A little while back I read “The City & the City” by China Mieville. It’s a story about a city that, for some inexplicable (or in my case forgotten) reason has been divided into two totally separate cities. As a citizen of one city you are not permitted to acknowledge the existence of the other city and its inhabitants even though you may share the same roads and the same neighbourhoods.
At the time I read the book we were planning our trip to Europe including a few days in Berlin. I found myself wondering whether living in Berlin before the Berlin Wall fell in 1990 was anything like what was portrayed in Mieville’s novel.
Even though Berlin is a united city once more and has done much to reinvent itself since 1990, the strange circumstances in which the city found itself for 45 years has had an unusual impact on the geography of the city.
Usually when we tour a city we find one or two central areas where most of the historic buildings are situated – but not in Berlin.
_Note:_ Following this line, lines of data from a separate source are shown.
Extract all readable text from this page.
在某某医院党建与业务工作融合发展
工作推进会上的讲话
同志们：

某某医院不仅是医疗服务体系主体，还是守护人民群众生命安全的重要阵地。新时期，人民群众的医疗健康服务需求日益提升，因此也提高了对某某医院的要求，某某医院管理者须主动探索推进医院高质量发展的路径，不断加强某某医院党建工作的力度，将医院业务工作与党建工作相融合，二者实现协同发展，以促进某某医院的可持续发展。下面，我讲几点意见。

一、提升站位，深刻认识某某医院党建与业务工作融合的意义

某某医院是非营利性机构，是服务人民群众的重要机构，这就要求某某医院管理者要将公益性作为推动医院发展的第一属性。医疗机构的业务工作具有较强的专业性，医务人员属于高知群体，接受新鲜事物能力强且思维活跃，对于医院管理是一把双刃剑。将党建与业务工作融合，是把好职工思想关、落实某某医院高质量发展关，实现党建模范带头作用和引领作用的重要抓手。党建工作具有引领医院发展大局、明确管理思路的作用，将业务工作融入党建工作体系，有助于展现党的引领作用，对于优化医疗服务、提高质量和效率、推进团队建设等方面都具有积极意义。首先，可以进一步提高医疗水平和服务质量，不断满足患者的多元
As we navigated round the city Craig commented that many of the sites seemed far away from each other, and that he had underestimated the amount of time it would take to travel around.
Here’s what I think. From 1945 – 1990 Berlin was split into two geographically similar cities. Each city had to develop separately, with systems and services being needed by both. So much was duplicated – within the boundaries in West Berlin, and, often on the outskirts, of East Berlin. So, while many historic buildings are near the Brandenburg Gate, which lies on what was the boundary between East and West Berlin, many are not. And I think that’s the reason it takes so long to travel the city.
You may laugh, but I had a second realization when I was in Berlin. I’d always envisioned the Berlin Wall as being there to keep East Germans “in”. In reality, since Berlin was surrounded by East German territory, the Berlin Wall was built to enclose West Berlin. I guess I equated West Germany with freedom and East Germany with confinement and that dictated my mental image of the city. Still, it was quite a revelation to me when I realized how my reality had been shaped by the words I used.
And so, back to where we started – China Mievilles novel “The City & the City”. I have no idea if living in a divided Berlin in any way resembled the novel, but the book certainly sprang to mind many times during our time in the city & the city that are now united once more.